Keep It Spicy and Keep It safe

Disclaimer: Results are not guaranteed*** and may vary from person to person***.

If you’ve been looking for an excuse to slather extra hot mustard, horseradish, or wasabi (for the extra daring) on your food, then look no further. Food poisoning is an all too frequent occurrence — especially at fast-food joints. In such restaurants, meat might sit out under heat lamps for hours, which is an ideal location for bacteria growth. Fortunately, you may be able to protect your sensitive gut with nothing more than a dollop of your favorite spicy topping.

 Recent studies published in top medical journals are showing that there are active compounds in these condiments that help to actually kill dangerous bacteria. The compounds are known as allyl isothiocyanates (AIT). These bacteria-fighters have shown a lot of promise in clinical studies where they’ve killed off some of the nastiest food borne pathogens — such as E. coli.
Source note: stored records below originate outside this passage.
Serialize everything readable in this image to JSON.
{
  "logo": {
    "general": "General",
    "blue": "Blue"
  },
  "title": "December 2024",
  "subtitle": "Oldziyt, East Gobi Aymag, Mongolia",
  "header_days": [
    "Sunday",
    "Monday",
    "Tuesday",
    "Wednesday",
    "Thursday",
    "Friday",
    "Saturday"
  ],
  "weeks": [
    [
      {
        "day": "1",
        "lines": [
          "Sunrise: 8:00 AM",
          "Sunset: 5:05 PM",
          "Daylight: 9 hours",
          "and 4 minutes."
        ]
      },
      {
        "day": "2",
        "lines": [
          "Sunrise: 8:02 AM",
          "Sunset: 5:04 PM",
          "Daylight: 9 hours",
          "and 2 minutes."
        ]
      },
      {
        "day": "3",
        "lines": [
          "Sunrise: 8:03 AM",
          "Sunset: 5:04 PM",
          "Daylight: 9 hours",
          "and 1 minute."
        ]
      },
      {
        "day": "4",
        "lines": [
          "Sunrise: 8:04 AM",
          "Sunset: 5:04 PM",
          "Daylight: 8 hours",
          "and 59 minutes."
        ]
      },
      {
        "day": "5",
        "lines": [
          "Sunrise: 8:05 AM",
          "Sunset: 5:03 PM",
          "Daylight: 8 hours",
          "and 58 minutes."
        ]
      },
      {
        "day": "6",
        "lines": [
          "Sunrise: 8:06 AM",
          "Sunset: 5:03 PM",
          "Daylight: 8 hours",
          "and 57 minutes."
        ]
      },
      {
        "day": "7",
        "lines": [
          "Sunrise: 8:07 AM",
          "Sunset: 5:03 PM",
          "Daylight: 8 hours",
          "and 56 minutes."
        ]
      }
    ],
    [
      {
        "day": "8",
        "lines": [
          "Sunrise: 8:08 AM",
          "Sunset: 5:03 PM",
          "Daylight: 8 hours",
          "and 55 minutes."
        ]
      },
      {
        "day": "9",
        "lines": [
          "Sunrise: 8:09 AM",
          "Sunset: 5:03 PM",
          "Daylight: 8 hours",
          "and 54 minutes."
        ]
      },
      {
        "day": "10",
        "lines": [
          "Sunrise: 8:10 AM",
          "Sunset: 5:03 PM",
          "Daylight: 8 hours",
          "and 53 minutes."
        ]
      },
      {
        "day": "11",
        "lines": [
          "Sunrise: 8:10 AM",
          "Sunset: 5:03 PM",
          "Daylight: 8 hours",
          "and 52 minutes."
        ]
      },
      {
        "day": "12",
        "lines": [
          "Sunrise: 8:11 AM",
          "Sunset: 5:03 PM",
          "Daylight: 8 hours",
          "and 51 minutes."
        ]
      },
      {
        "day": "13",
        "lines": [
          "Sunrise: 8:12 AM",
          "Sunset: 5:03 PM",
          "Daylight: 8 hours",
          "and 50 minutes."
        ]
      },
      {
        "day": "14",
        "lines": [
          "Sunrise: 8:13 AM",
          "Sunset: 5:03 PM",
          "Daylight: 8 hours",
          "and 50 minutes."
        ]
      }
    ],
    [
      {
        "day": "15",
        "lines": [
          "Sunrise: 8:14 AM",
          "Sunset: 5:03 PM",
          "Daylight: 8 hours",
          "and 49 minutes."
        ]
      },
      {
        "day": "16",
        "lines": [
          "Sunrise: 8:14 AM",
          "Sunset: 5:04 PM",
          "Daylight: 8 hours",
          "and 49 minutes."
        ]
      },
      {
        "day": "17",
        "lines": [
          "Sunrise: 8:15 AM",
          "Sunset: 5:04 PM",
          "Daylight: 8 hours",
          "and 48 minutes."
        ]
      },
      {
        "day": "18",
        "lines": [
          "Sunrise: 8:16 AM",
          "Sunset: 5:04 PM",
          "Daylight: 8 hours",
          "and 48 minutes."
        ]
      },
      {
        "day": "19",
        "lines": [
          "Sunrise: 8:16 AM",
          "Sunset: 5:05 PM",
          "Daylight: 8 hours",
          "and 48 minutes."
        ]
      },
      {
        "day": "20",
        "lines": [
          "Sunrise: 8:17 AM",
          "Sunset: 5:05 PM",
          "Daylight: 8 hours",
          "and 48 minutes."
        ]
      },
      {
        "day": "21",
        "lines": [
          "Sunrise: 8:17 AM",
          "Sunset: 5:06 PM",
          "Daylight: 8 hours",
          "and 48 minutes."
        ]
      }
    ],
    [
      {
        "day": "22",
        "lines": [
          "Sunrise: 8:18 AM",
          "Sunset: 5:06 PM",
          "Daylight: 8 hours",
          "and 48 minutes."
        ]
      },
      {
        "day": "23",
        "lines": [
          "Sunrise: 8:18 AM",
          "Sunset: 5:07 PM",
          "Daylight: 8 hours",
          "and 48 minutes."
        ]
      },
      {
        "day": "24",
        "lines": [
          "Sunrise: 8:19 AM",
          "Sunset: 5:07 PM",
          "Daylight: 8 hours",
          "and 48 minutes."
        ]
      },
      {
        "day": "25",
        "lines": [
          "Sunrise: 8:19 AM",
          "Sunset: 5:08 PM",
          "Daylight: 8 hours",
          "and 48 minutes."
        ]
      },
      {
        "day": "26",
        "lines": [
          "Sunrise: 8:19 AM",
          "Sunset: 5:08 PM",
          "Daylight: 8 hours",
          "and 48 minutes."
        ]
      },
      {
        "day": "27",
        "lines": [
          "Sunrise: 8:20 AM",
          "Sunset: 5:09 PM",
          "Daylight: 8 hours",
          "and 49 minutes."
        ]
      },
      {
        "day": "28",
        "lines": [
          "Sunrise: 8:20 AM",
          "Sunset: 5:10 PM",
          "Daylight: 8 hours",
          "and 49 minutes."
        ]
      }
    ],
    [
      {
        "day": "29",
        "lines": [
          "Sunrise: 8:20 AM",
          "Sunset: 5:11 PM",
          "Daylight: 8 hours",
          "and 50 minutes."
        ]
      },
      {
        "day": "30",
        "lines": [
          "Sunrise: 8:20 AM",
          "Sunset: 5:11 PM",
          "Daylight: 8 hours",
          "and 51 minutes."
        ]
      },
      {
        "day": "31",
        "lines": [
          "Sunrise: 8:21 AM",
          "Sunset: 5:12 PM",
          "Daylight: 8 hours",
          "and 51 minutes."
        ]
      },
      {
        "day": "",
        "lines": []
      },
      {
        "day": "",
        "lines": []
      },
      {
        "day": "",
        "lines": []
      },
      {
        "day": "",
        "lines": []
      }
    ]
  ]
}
 In fact, this substance is so effective in killing bacteria that it has actually been developed into a commercial product used for the preservation of packaged meat products. A recent study tested the commercial compound and found that it was highly successful in inhibiting and killing E. coli bacteria. Although the ground beef had been contaminated with a large number of bacteria before the trial, after the AIT was applied and left for some time, the numbers of bacteria were reduced to a level that was practically undetectable.

 The good news for you is that you can keep this antibacterial power going by eating delicious condiments made from the same plant sources that these commercial preparations are made from along with your meals. Mustard seeds, horseradish, and wasabi can all protect your meat and your stomach with just a quick spread over your favorite food.